"This is very important to us," said Gossage, the former closer who barely missed being elected into the Hall of Fame this year when his bullpen contemporary, Bruce Sutter, was voted in. "We try to give back to the community. This award, along with our golf tournaments and clinics around the country, promote the goodwill of baseball. We have so much to offer and give back to the game of baseball."
Committees made up of former players who played for each of the 30 teams selected a nominee from each club for the award, which was unveiled in 2005. David Eckstein of the St. Louis Cardinals was the inaugural winner.
John, the former starting pitcher, presented the American League nominees: Ramon Hernandez of the Baltimore Orioles, Jason Varitek of the Boston Red Sox, Jim Thome of the Chicago White Sox, Grady Sizemore of the Cleveland Indians, Carlos Guillen of the Detroit Tigers, Doug Mientkiewicz of the Kansas City Royals, Darin Erstad of the Los Angeles Angels, Torii Hunter of the Minnesota Twins, Derek Jeter of the New York Yankees, Jason Kendall of the Oakland Athletics, Raul Ibanez of the Seattle Mariners, Toby Hall of the Tampa Bay Devil Rays, Michael Young of the Texas Rangers and Vernon Wells of the Toronto Blue Jays.
Jenkins, the starter who starred for the Chicago Cubs, among other teams, announced the National League nominees: Craig Counsell of the Arizona Diamondbacks, Marcus Giles of the Atlanta Braves, Derrek Lee of the Chicago Cubs, Adam Dunn of the Cincinnati Reds, Jamey Carroll of the Colorado Rockies, Dontrelle Willis of the Florida Marlins, Craig Biggio of the Houston Astros, Eric Gagne of the Los Angeles Dodgers, Brady Clark of the Milwaukee Brewers, Paul Lo Duca of the New York Mets, Aaron Rowand of the Philadelphia Phillies, Jason Bay of the Pittsburgh Pirates, Trevor Hoffman of the San Diego Padres, Steve Finley of the San Francisco Giants, Eckstein of the Cardinals and Alfonso Soriano of the Washington Nationals.

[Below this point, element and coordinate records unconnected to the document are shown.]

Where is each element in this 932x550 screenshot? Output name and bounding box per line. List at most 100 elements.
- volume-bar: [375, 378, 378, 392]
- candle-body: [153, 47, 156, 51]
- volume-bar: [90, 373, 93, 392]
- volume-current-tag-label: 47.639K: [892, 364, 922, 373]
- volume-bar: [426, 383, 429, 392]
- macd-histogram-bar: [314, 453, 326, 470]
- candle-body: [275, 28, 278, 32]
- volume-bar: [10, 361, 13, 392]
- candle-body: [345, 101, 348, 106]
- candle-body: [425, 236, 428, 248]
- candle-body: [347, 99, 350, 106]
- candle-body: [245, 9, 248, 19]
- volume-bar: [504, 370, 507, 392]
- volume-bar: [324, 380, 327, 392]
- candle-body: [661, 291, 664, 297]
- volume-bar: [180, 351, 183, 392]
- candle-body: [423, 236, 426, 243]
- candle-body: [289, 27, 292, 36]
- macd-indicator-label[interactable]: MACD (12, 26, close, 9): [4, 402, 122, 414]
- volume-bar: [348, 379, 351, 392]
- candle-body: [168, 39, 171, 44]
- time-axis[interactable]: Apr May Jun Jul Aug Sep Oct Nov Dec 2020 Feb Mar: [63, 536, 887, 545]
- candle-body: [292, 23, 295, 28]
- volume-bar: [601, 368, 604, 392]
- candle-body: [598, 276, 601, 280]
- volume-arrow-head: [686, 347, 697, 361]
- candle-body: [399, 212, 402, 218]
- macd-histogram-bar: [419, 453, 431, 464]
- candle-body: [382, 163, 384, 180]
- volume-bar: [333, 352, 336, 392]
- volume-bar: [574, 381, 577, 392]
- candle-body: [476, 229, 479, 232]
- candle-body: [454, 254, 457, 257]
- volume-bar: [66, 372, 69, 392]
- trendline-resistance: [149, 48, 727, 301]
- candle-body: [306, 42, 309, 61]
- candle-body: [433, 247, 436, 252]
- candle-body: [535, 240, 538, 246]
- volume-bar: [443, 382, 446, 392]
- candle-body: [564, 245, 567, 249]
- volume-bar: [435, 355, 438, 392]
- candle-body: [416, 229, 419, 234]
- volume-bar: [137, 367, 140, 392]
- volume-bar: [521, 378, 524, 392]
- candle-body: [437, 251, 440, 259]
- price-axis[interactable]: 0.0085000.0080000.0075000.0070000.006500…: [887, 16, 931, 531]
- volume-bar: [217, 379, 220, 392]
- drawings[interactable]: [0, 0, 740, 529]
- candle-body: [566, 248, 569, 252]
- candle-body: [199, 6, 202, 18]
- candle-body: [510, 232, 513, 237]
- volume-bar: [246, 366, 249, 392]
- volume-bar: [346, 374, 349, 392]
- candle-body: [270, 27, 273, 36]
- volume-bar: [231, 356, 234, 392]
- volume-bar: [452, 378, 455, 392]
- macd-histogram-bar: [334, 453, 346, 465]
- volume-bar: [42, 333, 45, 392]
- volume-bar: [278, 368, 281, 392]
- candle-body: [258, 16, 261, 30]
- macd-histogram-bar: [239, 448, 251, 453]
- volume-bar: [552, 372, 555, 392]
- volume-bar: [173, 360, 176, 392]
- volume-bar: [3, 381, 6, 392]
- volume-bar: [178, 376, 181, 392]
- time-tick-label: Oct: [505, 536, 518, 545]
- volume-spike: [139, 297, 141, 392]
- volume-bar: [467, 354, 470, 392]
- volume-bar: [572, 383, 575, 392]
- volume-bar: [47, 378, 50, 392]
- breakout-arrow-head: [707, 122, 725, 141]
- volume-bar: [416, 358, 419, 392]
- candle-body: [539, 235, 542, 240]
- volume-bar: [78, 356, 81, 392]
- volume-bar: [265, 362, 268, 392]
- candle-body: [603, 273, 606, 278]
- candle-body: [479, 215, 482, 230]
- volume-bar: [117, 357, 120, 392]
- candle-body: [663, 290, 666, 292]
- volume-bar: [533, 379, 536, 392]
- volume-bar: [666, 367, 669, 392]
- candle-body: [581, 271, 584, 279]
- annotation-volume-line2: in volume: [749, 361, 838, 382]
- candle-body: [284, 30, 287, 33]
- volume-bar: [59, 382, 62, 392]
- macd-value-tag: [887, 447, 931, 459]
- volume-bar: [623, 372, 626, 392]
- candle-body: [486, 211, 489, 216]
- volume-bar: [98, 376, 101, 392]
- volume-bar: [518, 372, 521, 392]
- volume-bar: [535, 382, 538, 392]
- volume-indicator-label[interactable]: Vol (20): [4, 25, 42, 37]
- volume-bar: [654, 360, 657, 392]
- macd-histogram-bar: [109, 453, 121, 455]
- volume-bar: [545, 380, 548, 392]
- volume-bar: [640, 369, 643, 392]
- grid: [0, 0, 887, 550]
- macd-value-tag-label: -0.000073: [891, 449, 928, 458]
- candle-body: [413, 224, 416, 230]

"They went 30-for-30, these committees," said Joe Garagiola, the MLB vice president and former Diamondbacks general manager who attended the press conference. "They're all good players -- a lot of World Series rings on that list. Probably a couple of [future] Hall of Famers on there. But they're all baseball players who respect the game and play it the right way. That's the list of guys who should be kids' favorite players."
Later this summer, some 3,200 of the 5,000 living former players who are members of the association will be sent a ballot and asked to select this year's winner among the 30 nominees. The award will be presented on Nov. 3 at the Alumni Association's annual "Legends for Youth" dinner in New York City.